Of course, this particular value is much easier to compute with "long blended=((~doit)&A)+(doit&B);", but it illustrates how to do a subtraction if you need it. It's a total of fifteen bitwise operations, which sounds like too many, but that's for *sixteen* if-then-else operations, which are way more than one instruction each!

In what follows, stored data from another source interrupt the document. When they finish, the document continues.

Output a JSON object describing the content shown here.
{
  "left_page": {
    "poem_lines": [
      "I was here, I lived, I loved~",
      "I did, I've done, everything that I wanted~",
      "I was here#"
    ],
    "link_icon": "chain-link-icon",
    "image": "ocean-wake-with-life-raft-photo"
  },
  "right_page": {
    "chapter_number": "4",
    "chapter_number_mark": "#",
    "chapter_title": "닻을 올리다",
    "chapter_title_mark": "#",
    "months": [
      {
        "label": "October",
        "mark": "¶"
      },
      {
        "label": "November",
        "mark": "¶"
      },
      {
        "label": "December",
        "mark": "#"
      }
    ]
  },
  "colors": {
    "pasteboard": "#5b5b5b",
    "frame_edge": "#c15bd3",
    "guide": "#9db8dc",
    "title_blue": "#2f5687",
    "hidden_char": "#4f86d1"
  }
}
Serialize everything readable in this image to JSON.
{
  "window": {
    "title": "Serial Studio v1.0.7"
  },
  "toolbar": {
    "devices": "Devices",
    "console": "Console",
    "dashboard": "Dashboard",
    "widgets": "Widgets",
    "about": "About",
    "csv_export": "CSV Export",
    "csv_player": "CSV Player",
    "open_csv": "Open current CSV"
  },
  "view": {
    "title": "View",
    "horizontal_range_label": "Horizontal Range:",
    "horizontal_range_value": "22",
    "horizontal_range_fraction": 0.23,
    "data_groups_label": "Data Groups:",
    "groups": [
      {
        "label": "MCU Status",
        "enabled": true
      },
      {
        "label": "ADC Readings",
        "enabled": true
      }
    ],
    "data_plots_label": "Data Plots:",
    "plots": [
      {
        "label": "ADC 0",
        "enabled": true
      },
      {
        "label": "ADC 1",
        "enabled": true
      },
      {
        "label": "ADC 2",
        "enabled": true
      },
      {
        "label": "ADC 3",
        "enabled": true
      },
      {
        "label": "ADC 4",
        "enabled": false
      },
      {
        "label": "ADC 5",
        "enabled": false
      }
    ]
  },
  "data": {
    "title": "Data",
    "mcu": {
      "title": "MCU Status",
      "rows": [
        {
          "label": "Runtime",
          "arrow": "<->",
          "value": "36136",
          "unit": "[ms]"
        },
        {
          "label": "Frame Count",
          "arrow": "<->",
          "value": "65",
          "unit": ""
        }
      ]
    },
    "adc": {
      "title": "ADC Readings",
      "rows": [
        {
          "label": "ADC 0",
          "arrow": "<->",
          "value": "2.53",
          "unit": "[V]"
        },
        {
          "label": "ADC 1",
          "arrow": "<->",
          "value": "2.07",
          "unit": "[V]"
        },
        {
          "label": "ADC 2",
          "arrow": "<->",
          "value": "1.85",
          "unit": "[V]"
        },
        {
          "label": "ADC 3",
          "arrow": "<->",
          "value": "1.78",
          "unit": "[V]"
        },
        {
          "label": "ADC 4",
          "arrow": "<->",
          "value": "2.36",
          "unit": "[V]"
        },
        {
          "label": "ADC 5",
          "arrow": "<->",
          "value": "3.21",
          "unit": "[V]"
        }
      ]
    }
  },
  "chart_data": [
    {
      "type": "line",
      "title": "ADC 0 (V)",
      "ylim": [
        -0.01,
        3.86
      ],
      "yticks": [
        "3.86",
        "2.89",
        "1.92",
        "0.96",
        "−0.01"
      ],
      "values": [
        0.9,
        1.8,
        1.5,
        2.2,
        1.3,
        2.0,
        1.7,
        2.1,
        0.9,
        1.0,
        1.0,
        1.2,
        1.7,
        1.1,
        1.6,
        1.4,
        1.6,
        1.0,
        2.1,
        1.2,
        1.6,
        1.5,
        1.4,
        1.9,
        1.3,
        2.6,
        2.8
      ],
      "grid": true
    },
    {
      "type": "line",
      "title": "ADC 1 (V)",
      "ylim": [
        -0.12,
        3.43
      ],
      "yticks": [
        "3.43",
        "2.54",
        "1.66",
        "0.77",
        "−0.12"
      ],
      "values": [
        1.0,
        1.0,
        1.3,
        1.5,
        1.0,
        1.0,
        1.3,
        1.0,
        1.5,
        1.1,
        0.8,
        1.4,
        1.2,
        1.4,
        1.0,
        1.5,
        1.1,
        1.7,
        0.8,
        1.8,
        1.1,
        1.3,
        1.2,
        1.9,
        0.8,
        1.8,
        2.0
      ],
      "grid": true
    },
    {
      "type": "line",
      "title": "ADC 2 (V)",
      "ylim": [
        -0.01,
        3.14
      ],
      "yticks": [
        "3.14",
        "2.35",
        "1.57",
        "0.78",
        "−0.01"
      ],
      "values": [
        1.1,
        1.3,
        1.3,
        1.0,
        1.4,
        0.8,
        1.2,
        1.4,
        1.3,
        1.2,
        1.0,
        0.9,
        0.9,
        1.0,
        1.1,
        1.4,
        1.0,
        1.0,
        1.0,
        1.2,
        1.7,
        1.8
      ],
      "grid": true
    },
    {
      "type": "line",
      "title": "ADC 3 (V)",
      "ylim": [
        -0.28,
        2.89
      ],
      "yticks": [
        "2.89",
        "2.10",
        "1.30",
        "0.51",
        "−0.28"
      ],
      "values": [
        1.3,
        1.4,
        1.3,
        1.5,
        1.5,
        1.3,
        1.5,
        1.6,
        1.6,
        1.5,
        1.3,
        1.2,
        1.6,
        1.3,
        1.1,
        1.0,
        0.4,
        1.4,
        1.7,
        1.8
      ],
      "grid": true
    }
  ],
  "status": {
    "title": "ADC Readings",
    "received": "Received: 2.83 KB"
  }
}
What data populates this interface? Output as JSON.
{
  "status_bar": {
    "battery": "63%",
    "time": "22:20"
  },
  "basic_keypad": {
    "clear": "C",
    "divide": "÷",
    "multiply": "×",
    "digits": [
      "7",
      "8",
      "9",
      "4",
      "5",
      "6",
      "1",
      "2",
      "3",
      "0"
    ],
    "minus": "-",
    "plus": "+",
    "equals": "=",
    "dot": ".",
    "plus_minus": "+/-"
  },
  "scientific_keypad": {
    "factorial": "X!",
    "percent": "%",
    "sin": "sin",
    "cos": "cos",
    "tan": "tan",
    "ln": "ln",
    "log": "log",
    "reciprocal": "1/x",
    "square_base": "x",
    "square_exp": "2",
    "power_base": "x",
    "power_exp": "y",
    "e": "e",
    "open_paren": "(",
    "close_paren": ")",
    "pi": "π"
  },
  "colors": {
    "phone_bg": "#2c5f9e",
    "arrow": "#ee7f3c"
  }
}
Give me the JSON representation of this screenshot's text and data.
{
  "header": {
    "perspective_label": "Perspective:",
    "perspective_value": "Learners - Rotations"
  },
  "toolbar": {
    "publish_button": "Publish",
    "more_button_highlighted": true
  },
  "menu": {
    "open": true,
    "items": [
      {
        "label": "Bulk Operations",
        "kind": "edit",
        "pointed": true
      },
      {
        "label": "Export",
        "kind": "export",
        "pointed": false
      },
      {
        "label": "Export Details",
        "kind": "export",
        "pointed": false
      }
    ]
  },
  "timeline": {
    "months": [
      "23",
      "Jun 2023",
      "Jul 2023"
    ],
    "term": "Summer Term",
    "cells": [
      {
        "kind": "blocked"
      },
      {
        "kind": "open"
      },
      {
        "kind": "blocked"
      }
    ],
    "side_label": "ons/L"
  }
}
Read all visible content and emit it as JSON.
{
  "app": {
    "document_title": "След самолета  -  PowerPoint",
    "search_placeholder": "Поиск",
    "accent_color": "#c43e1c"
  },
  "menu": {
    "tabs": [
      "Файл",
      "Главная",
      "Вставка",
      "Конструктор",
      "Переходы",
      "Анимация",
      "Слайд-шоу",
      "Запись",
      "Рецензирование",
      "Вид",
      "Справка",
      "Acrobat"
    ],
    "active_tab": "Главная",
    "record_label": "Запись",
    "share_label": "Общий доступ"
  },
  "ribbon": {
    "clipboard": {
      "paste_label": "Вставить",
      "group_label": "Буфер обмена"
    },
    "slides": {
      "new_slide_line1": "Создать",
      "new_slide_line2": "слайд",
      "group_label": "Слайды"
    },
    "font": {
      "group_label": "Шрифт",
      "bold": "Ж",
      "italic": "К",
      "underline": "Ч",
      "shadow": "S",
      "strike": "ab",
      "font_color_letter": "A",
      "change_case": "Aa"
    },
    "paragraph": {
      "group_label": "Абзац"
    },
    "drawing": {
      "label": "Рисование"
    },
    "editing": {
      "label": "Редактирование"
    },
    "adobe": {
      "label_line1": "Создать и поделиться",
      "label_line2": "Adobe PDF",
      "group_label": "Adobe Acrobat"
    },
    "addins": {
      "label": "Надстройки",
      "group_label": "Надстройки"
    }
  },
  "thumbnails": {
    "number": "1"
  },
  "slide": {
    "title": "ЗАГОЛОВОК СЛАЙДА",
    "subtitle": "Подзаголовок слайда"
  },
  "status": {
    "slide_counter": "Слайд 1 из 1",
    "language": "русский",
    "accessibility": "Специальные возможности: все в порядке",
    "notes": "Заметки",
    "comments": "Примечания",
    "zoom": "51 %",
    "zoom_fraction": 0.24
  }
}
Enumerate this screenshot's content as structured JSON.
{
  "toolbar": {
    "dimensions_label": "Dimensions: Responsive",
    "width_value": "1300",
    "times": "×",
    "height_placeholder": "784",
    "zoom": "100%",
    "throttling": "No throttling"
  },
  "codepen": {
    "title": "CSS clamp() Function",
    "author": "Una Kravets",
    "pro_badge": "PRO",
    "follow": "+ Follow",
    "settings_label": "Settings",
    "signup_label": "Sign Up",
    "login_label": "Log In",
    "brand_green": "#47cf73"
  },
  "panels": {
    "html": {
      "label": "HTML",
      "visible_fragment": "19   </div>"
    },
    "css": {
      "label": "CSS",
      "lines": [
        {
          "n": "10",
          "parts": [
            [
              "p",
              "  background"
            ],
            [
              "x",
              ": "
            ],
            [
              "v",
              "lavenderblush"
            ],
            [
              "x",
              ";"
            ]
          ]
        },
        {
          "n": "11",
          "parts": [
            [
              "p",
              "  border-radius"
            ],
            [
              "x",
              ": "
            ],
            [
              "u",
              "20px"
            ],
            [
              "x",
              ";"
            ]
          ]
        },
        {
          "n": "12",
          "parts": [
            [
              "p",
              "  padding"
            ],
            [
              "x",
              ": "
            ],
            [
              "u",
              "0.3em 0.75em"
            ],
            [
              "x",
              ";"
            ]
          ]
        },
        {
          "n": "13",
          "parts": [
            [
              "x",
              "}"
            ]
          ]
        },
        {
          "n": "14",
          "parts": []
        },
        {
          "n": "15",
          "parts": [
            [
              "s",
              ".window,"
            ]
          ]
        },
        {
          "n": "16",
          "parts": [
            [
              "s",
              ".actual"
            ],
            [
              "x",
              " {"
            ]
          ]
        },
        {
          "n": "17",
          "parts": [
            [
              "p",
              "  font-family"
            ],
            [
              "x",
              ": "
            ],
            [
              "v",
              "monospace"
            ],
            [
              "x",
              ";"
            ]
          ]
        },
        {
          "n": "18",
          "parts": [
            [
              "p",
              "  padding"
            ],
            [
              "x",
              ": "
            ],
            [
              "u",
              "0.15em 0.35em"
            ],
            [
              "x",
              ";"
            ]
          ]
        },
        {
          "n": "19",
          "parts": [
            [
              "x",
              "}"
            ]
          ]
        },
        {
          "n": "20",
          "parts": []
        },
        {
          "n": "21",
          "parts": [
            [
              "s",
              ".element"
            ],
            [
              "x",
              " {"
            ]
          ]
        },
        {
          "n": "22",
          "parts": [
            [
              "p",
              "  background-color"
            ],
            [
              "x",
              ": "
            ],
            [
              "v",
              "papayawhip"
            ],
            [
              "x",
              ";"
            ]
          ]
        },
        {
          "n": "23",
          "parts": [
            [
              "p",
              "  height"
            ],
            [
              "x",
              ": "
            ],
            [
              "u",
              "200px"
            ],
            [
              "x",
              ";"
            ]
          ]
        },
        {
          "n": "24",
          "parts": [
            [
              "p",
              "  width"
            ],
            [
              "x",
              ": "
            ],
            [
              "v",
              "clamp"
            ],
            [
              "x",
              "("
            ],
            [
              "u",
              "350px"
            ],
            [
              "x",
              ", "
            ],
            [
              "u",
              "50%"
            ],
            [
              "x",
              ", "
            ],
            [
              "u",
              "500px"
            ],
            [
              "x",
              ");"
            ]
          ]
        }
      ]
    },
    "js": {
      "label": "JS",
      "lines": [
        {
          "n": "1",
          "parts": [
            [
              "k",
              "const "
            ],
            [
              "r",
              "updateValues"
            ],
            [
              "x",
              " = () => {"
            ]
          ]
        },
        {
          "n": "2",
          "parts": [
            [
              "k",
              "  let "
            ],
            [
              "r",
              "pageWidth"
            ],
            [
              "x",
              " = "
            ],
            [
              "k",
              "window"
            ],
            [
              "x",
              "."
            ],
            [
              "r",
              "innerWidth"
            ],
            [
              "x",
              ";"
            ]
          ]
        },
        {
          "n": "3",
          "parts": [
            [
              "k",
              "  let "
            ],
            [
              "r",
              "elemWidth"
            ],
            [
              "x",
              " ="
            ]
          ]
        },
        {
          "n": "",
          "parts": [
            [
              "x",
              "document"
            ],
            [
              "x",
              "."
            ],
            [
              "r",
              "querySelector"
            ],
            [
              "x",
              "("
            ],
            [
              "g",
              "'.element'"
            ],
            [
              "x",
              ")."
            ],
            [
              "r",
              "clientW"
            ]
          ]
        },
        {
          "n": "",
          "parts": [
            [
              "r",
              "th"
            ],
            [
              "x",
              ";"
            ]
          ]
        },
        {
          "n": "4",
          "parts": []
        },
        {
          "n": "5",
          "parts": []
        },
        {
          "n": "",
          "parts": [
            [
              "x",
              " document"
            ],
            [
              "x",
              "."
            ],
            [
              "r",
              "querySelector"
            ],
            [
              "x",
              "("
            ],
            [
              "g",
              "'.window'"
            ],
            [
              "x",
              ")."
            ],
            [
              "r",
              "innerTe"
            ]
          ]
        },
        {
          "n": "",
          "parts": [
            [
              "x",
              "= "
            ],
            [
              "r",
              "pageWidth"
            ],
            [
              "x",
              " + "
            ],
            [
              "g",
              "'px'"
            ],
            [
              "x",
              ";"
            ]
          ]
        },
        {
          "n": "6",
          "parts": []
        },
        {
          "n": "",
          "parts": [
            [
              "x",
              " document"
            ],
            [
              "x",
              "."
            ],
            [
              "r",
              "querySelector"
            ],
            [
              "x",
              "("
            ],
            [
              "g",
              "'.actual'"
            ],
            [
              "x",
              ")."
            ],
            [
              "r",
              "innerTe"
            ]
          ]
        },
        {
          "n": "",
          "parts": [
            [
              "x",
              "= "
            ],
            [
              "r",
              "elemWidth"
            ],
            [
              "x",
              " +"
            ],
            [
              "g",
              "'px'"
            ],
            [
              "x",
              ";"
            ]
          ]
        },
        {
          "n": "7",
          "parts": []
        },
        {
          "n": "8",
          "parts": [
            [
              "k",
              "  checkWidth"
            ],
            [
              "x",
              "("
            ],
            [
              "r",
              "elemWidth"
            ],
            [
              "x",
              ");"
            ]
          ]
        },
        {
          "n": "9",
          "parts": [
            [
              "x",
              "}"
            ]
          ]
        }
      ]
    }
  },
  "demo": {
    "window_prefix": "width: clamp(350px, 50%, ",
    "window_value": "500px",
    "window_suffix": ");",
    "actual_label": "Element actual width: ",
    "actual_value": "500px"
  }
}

There's a beautiful way to do per-bitfield comparisons, where you clear out some zeros ahead of the values you want to compare, add a single one bit as a guard, and subtract the values. If the difference is zero or positive, the zeros stay zeros and can be used as a mask. If the difference is negative, the zeros get borrowed into ones right up to the guard bit, and you can use those borrows as a bitmask.

UAF's own Jim Long wrote a portable version of the Cray Bioinformatics Library using SWAR techniques. He could pack 32 nucleotides (2-bit ACGT DNA "letters") into a 64-bit "long"!